Consider Uber, one of the most politically active corporations in the country. For years, Uber’s largest shareholder was SoftBank Group, a multinational conglomerate headquartered in Japan, which at times held well more than 10% of the company’s equity. Further, the Saudi government made an enormous (and critical) early investment in Uber and still owns several percent of the company’s stock. Uber has spent millions of dollars on ballot initiatives and lobbying campaigns across the United States, including in state and local elections.
Under current law, that spending is legal, even though foreign nationals themselves are explicitly barred from influencing American elections. The result is a glaring contradiction: foreign investors may not write checks directly to political campaigns, but they can still benefit from corporate political spending carried out on their behalf.
This is precisely the loophole the Democracy Preservation Act is designed to close. The bill establishes clear, objective thresholds to ensure that election spending reflects democratic accountability rather than global interests. Without such guardrails, the integrity of our elections remains vulnerable to foreign influences that voters cannot see or control.
When voters believe elections are dominated by powerful interests beyond their control, trust in government erodes. Participation declines. New York has the chance to lead the nation in strengthening elections and our democracy; it’s up to us to deliver on the promise of self-government.

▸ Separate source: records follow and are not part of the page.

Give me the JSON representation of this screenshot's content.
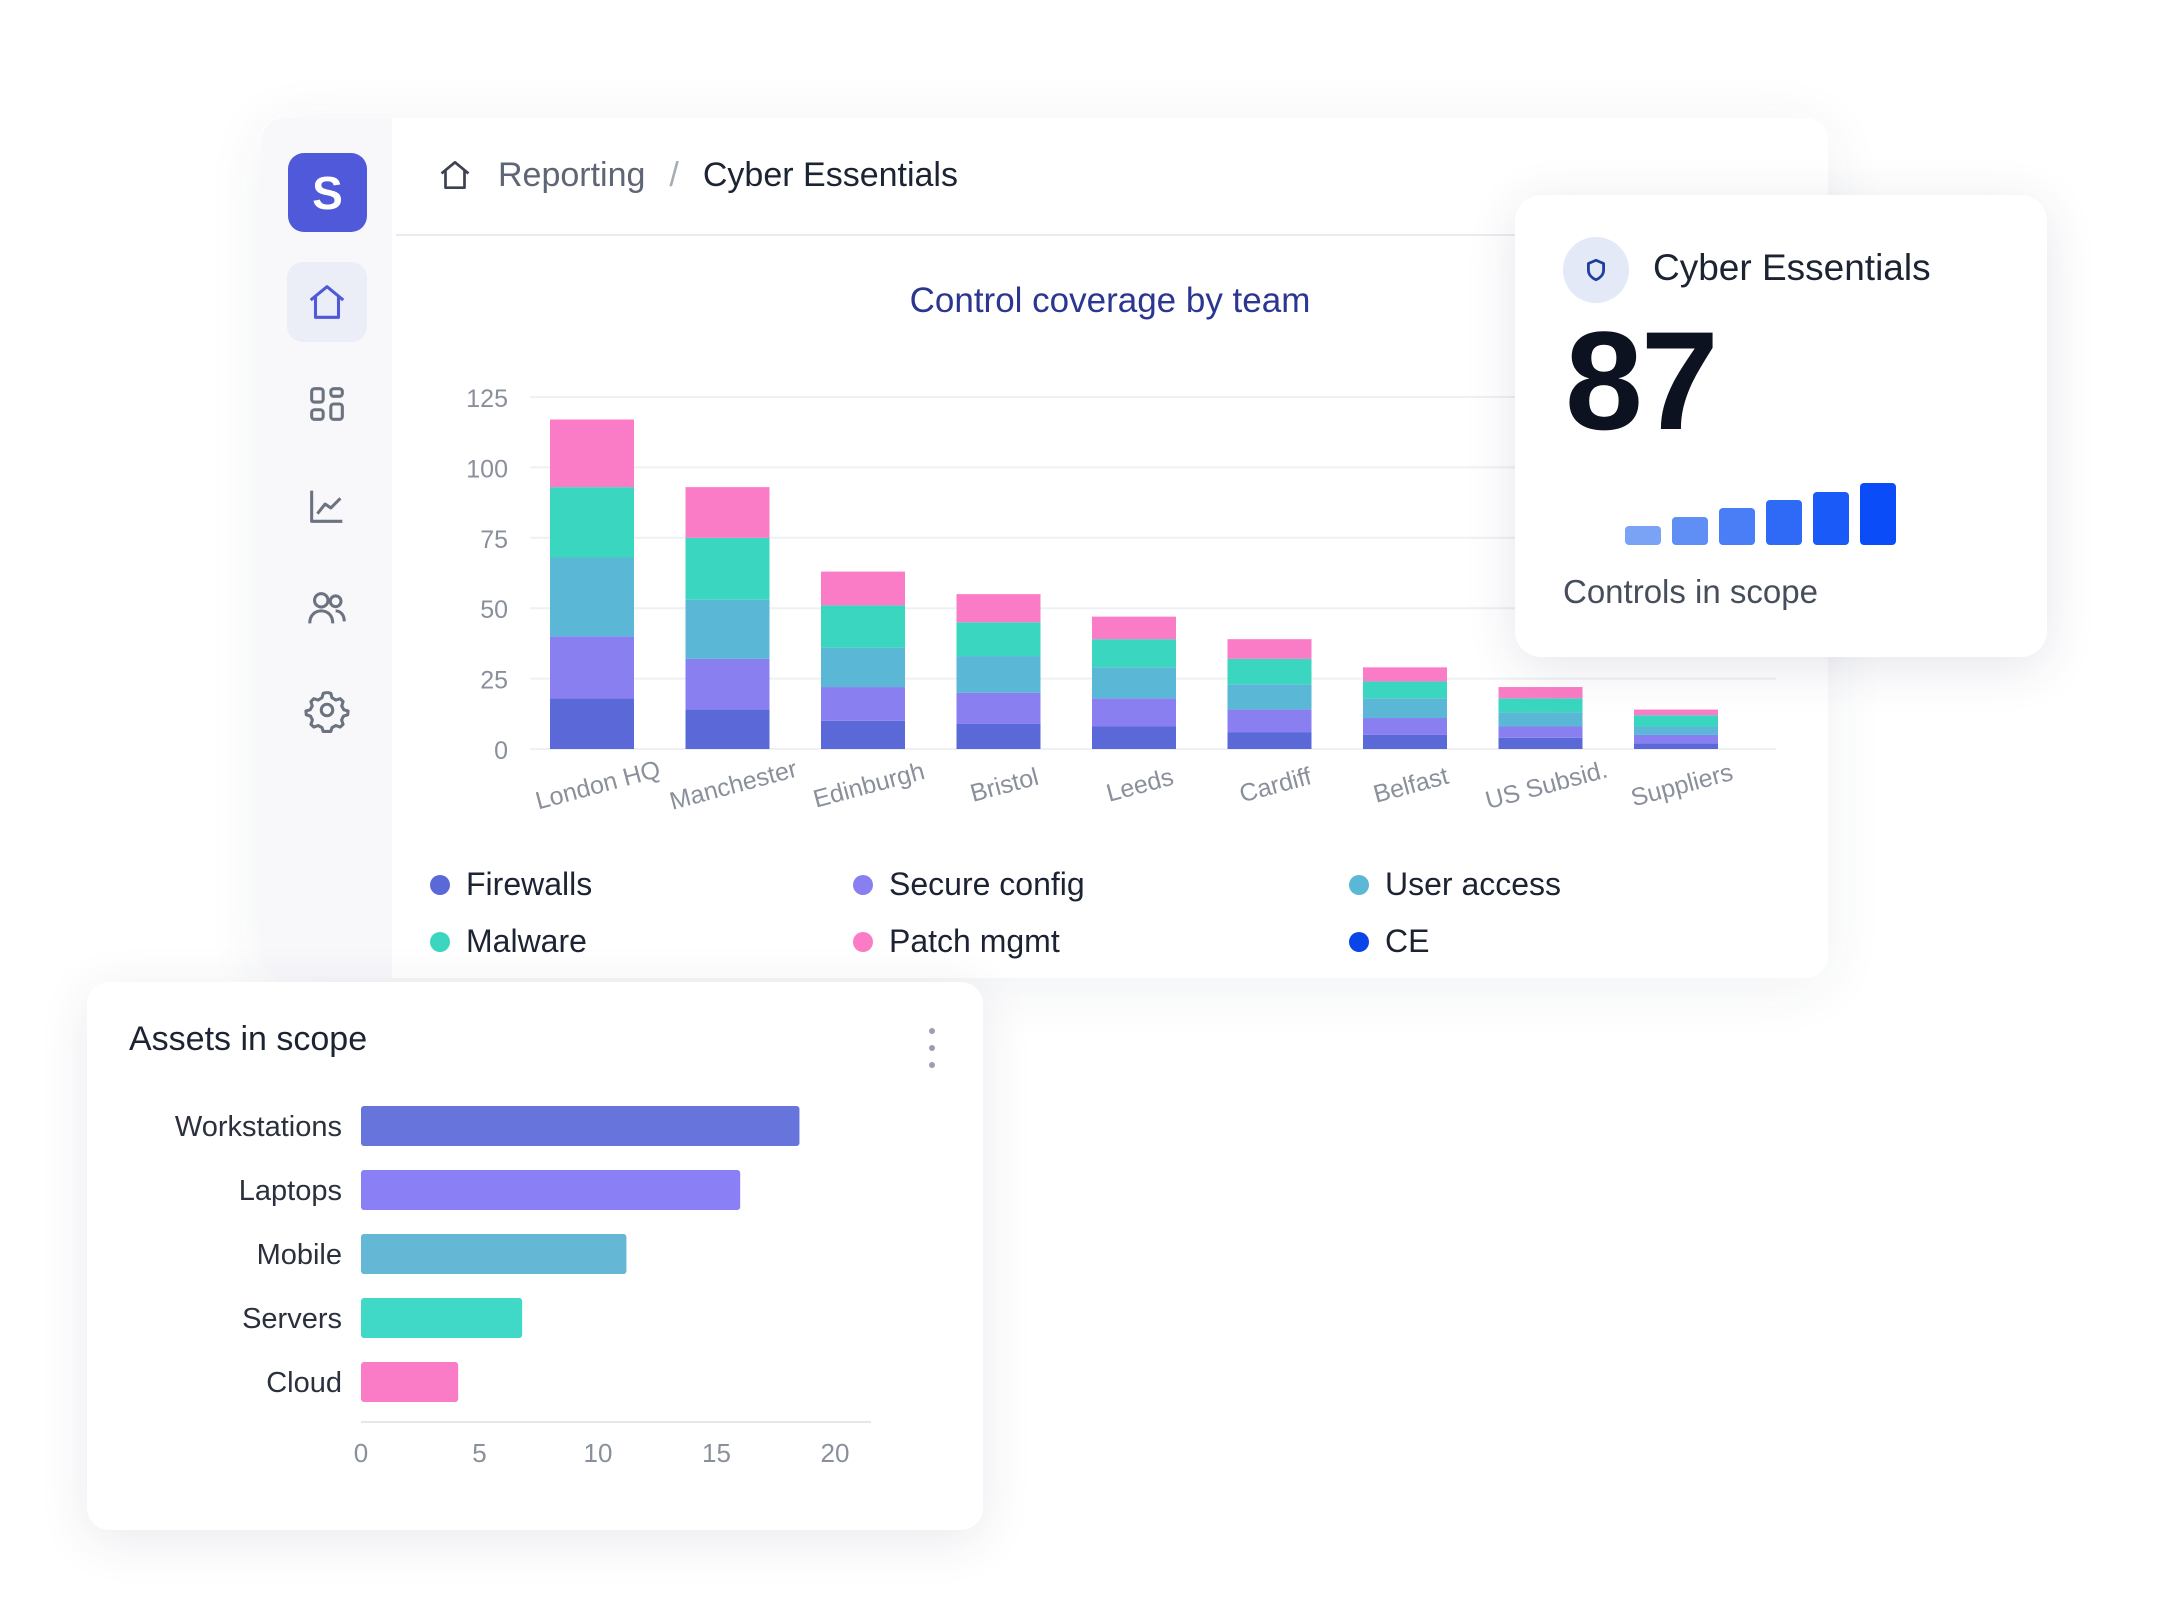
{
  "app": {
    "logo_letter": "S"
  },
  "sidebar": {
    "items": [
      {
        "icon": "home-icon",
        "active": true
      },
      {
        "icon": "dashboard-grid-icon",
        "active": false
      },
      {
        "icon": "line-chart-icon",
        "active": false
      },
      {
        "icon": "users-icon",
        "active": false
      },
      {
        "icon": "settings-gear-icon",
        "active": false
      }
    ]
  },
  "breadcrumb": {
    "icon": "home-icon",
    "parent": "Reporting",
    "separator": "/",
    "current": "Cyber Essentials"
  },
  "kpi": {
    "icon": "shield-icon",
    "title": "Cyber Essentials",
    "value": "87",
    "label": "Controls in scope",
    "bar_colors": [
      "#7aa3f5",
      "#5f8ef5",
      "#4a7ef6",
      "#2f6af7",
      "#1a5af8",
      "#0b4cf9"
    ],
    "bar_levels": [
      0.3,
      0.45,
      0.6,
      0.72,
      0.85,
      1.0
    ]
  },
  "colors": {
    "firewalls": "#5a68d8",
    "secure_config": "#8a7ff0",
    "user_access": "#5ab8d6",
    "malware": "#3bd6c0",
    "patch_mgmt": "#fb7cc6",
    "ce": "#0a45e8"
  },
  "legend": [
    {
      "label": "Firewalls",
      "color": "#5a68d8"
    },
    {
      "label": "Secure config",
      "color": "#8a7ff0"
    },
    {
      "label": "User access",
      "color": "#5ab8d6"
    },
    {
      "label": "Malware",
      "color": "#3bd6c0"
    },
    {
      "label": "Patch mgmt",
      "color": "#fb7cc6"
    },
    {
      "label": "CE",
      "color": "#0a45e8"
    }
  ],
  "assets": {
    "title": "Assets in scope"
  },
  "chart_data": [
    {
      "type": "bar",
      "stacked": true,
      "title": "Control coverage by team",
      "categories": [
        "London HQ",
        "Manchester",
        "Edinburgh",
        "Bristol",
        "Leeds",
        "Cardiff",
        "Belfast",
        "US Subsid.",
        "Suppliers"
      ],
      "yticks": [
        0,
        25,
        50,
        75,
        100,
        125
      ],
      "ylim": [
        0,
        125
      ],
      "grid": true,
      "series": [
        {
          "name": "Firewalls",
          "color": "#5a68d8",
          "values": [
            18,
            14,
            10,
            9,
            8,
            6,
            5,
            4,
            2
          ]
        },
        {
          "name": "Secure config",
          "color": "#8a7ff0",
          "values": [
            22,
            18,
            12,
            11,
            10,
            8,
            6,
            4,
            3
          ]
        },
        {
          "name": "User access",
          "color": "#5ab8d6",
          "values": [
            28,
            21,
            14,
            13,
            11,
            9,
            7,
            5,
            3
          ]
        },
        {
          "name": "Malware",
          "color": "#3bd6c0",
          "values": [
            25,
            22,
            15,
            12,
            10,
            9,
            6,
            5,
            4
          ]
        },
        {
          "name": "Patch mgmt",
          "color": "#fb7cc6",
          "values": [
            24,
            18,
            12,
            10,
            8,
            7,
            5,
            4,
            2
          ]
        }
      ]
    },
    {
      "type": "bar",
      "orientation": "horizontal",
      "title": "Assets in scope",
      "categories": [
        "Workstations",
        "Laptops",
        "Mobile",
        "Servers",
        "Cloud"
      ],
      "values": [
        18.5,
        16,
        11.2,
        6.8,
        4.1
      ],
      "colors": [
        "#6674dc",
        "#8a7ff5",
        "#65b8d5",
        "#40d8c6",
        "#fb7cc6"
      ],
      "xticks": [
        0,
        5,
        10,
        15,
        20
      ],
      "xlim": [
        0,
        22
      ]
    }
  ]
}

The state Senate has already taken an important step by passing the Democracy Preservation Act. Now, the Assembly has the opportunity to finish the job — and, with Gov. Hochul’s signature, make New York a national leader in protecting democratic integrity.
Other jurisdictions have already begun moving in this direction. Cities like San Jose, Calif. and Seattle have enacted similar protections to safeguard local elections from foreign-influenced corporate spending. New York should not lag behind.
Every day this loophole remains open, public confidence in our elections is undermined. Closing it would send a clear message: New York’s democracy shall not be undermined by foreign-influenced corporations.
By passing the Democracy Preservation Act, we can ensure that the voices heard in Albany are the voices of everyday New Yorkers — not multinational corporations shaped by foreign investors. At a moment when faith in democratic institutions is fragile, New York has a responsibility to lead. Our elections — and our democracy — will be stronger for it.
Gianaris is deputy leader of the New York State Senate. Walker is chair of the Assembly Election Law Committee.